「涼み処」600カ所超、福島県独自指定 6月から熱中症新対策

 夏本番を前に、福島県内で熱中症対策が本格化している。4月施行の改正気候変動適応法に基づき、各市町村は公共・商業施設を「クーリングシェルター」に指定し、熱中症特別警戒アラート発令時に一般開放する運用を始めた。加えて県は、より柔軟な対応を視野に避暑施設「ふくしま涼み処(どころ)」を独自に定め、登録数は600カ所を超えて順調に推移する。二つの制度が同時期に始まることになり、いかに浸透させられるかが焦点になりそうだ。

 クーリングシェルターは冷房設備と滞在スペースがある公民館や図書館などを市町村が指定する。熱中症特別警戒アラートが発令されると、施設側は事前に設定した時間に開放しなければならない。県内では少なくとも約400カ所が指定を受けた。基本的に全て公共施設で、民間は「開放義務」に難色を示しているとみられる。

 特別アラートは、気温と湿度などから算出する「暑さ指数」が都道府県内の全観測地点で35以上と予想される場合に発令される。しかし、県内29の観測地点で「全て35以上になる可能性はかなり低い」(県関係者)という。直近5年間の最高値が28.0の福島市鷲倉(標高1220メートル)など、冷涼な地点を複数含むためだ。県内初の40度を記録した昨年8月5日の伊達市梁川町は36.6だった。

 一方の「ふくしま涼み処」は商業施設の協力も取り付け、当初計画した「400~500カ所」を上回る600カ所超で開設される方向だ。過去に県が同じ趣旨で協力を依頼した「クールシェアスポット」の下地を生かし、スーパーやドラッグストアなどが参画。県は6月1日の運用開始に向け、所在一覧と地図を近く公表する。「涼み処」になった施設はのぼり旗を掲げ、利用者らに周知する見通しだ。

 登録数が順調に伸びる一方、流動的な要素もある。

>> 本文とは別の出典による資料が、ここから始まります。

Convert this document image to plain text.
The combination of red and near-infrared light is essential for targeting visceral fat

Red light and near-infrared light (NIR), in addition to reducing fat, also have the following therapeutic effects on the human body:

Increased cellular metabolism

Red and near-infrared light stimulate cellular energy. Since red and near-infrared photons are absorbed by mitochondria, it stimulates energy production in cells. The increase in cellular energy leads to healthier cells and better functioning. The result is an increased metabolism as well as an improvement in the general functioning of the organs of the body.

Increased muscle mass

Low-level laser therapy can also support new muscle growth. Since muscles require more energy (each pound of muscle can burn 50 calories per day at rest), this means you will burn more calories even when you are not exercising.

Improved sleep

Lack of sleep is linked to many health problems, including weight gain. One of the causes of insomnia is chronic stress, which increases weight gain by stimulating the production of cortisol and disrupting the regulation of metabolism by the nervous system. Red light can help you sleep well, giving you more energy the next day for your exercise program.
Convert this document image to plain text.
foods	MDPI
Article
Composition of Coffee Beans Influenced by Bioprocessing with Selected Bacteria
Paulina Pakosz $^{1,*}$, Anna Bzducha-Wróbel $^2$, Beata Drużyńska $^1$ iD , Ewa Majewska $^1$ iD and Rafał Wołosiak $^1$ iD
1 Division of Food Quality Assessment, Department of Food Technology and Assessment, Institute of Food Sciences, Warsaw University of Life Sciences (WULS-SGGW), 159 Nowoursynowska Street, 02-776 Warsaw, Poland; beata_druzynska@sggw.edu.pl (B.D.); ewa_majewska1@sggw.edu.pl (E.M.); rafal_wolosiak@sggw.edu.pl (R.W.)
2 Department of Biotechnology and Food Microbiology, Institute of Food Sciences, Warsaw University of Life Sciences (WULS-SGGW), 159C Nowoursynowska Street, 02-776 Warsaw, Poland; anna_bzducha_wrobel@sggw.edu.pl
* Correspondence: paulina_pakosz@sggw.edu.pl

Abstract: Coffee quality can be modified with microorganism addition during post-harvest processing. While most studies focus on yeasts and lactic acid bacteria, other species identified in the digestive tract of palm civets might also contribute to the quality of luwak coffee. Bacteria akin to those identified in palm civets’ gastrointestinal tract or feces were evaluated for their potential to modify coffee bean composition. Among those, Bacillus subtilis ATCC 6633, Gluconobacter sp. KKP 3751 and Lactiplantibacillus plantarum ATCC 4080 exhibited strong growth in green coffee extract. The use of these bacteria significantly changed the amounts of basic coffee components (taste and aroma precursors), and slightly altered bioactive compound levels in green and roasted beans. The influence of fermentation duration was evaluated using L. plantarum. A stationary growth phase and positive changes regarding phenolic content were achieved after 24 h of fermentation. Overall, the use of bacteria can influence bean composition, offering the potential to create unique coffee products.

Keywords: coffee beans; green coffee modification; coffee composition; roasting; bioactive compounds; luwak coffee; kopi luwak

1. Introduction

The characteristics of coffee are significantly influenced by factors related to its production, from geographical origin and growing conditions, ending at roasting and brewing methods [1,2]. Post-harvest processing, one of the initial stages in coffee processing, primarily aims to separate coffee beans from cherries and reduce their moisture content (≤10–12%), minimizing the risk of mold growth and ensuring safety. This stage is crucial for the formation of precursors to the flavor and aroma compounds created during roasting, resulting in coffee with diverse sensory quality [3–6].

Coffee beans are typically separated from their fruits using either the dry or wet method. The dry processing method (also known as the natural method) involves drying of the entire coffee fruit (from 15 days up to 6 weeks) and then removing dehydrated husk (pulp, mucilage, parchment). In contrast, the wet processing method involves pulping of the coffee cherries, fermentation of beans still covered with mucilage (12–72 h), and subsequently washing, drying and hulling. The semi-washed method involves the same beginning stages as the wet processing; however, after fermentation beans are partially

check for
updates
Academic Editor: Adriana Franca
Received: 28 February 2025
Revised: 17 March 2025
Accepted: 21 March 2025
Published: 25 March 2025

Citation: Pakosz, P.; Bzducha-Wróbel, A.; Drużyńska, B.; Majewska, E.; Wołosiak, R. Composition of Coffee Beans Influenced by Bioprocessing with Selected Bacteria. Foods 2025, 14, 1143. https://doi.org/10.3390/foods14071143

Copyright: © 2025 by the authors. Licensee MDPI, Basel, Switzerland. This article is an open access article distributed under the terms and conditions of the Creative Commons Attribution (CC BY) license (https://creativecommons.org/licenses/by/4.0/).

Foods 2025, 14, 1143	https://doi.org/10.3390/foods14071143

シェルターと違って施設の明確な基準はなく、場所ごとに広さや設備の充実度はまちまちだ。また住民が殺到したり、長時間滞在したりした場合、直接の対応は各施設に委ねられる。昨年度まで7年間続けてきたクールシェアスポットと同様、認知度も課題となる。

 本県では昨年5~9月、熱中症による救急搬送者数が2008年の調査開始以来最も多い1840人に上り、4人が死亡した。今年は12日までに33人が搬送されており、真夏にかけて増加が見込まれる。